Entre-temps, un journaliste de la BBC, Andrew Gift, avait été arrêté par la police alors qu’il couvrait l’affrontement entre les agents de sécurité et les membres du CORE. Gift a été détenu dans un fourgon de police et forcé de supprimer les photos et les vidéos qu’il avait prises des événements de ce matin-là.

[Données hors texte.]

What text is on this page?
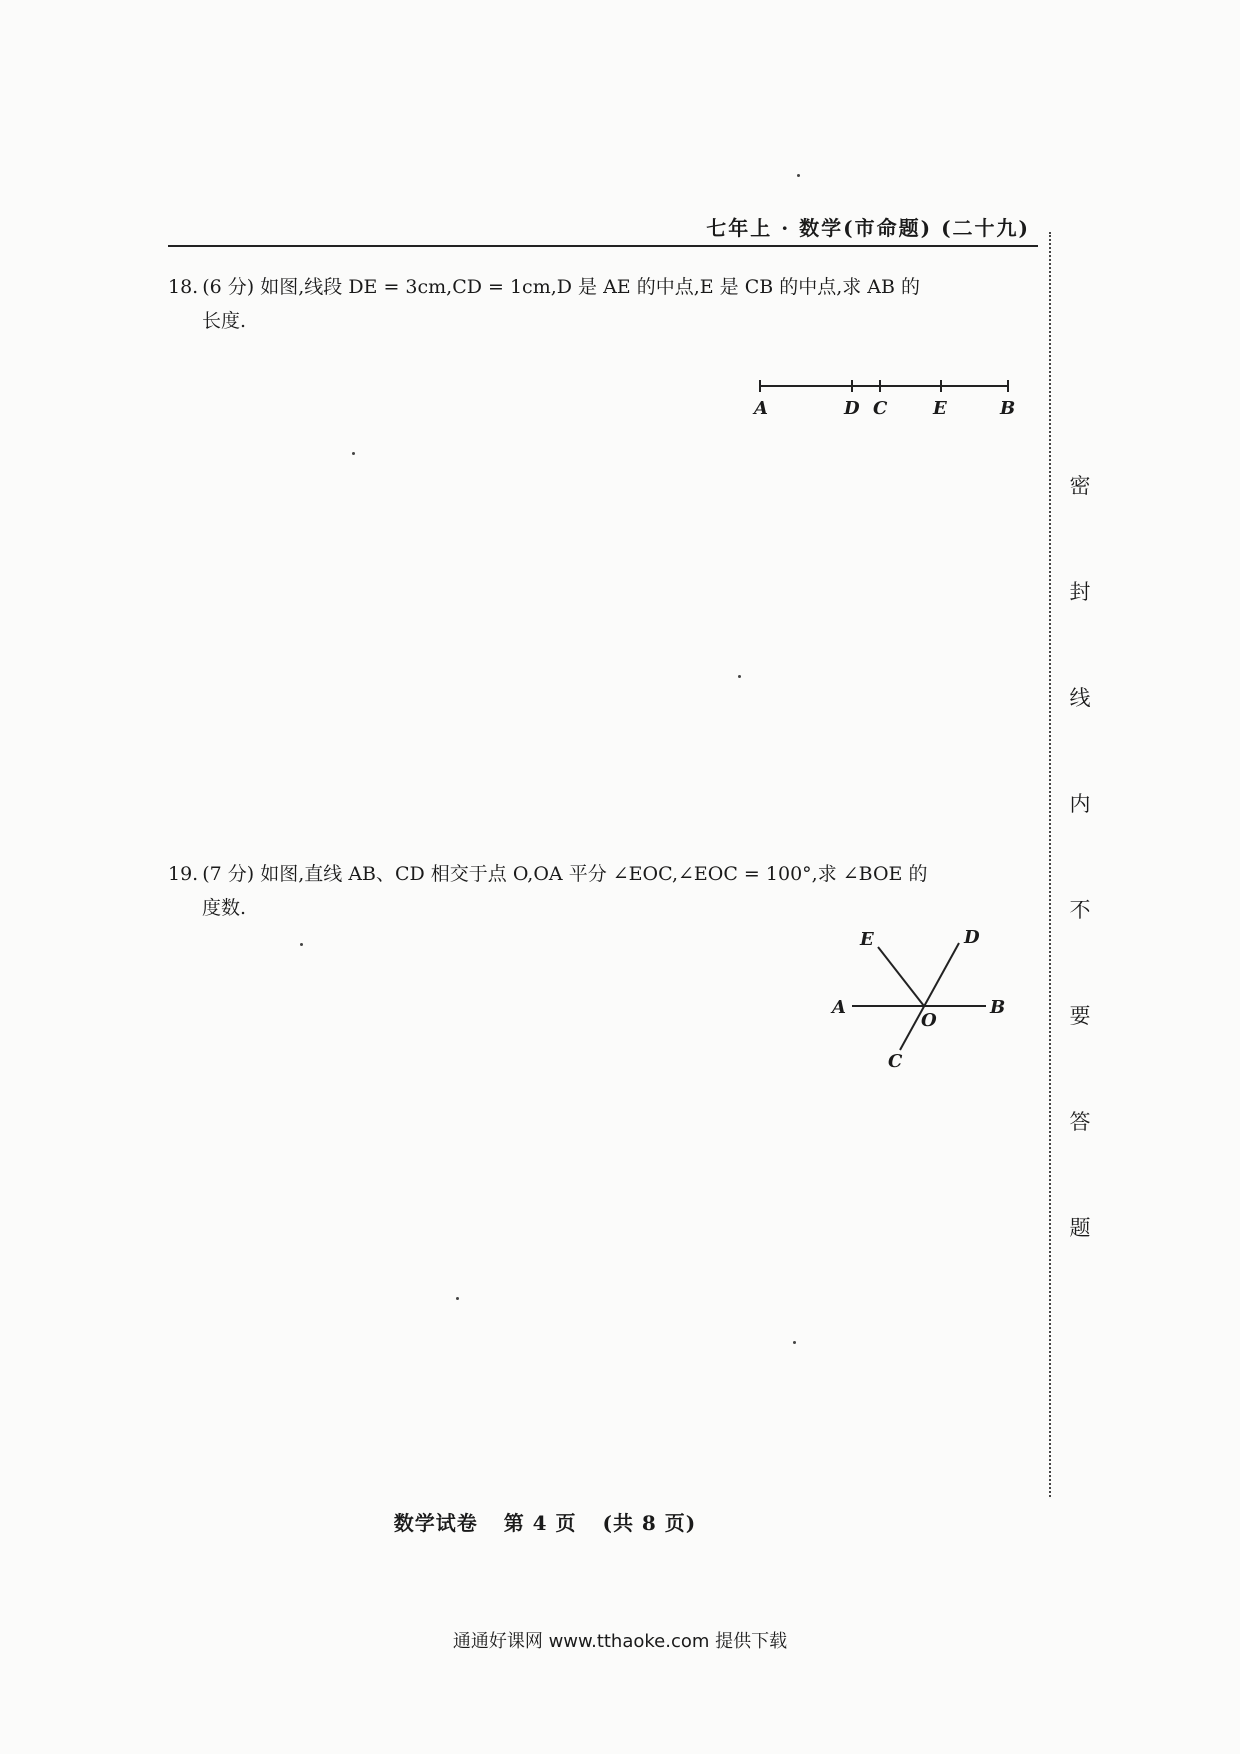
七年上 · 数学(市命题) (二十九)
密
封
线
内
不
要
答
题

18. (6 分) 如图,线段 DE = 3cm,CD = 1cm,D 是 AE 的中点,E 是 CB 的中点,求 AB 的

长度.

A	D C	E	B

19. (7 分) 如图,直线 AB、CD 相交于点 O,OA 平分 ∠EOC,∠EOC = 100°,求 ∠BOE 的

度数.

E	D
A
O
B
C
数学试卷 第 4 页 (共 8 页)
通通好课网 www.tthaoke.com 提供下载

La Fondation des Médias pour l’Afrique de l’Ouest est profondément préoccupée par la série d’arrestations liées à des messages critiques sur Facebook dans le pays et par la répression contre les rassemblements pacifiques. L’organisation se joint aux médias et aux groupes de défense des droits à la liberté d’expression au Nigeria pour demander aux autorités de démontrer leur engagement envers les droits à la liberté d’expression tels que consacrés dans la constitution du pays et dans plusieurs cadres régionaux et internationaux que le pays a ratifiés en libérant Dan Halilu, Sorowe et autres.

La MFWA exhorte les autorités à assurer un procès équitable et impartial à la cour martiale pour Japhet. Par ailleurs, nous appelons les dirigeants des services de police à veiller à ce que les droits de toutes les personnes détenues ne soient pas bafoués.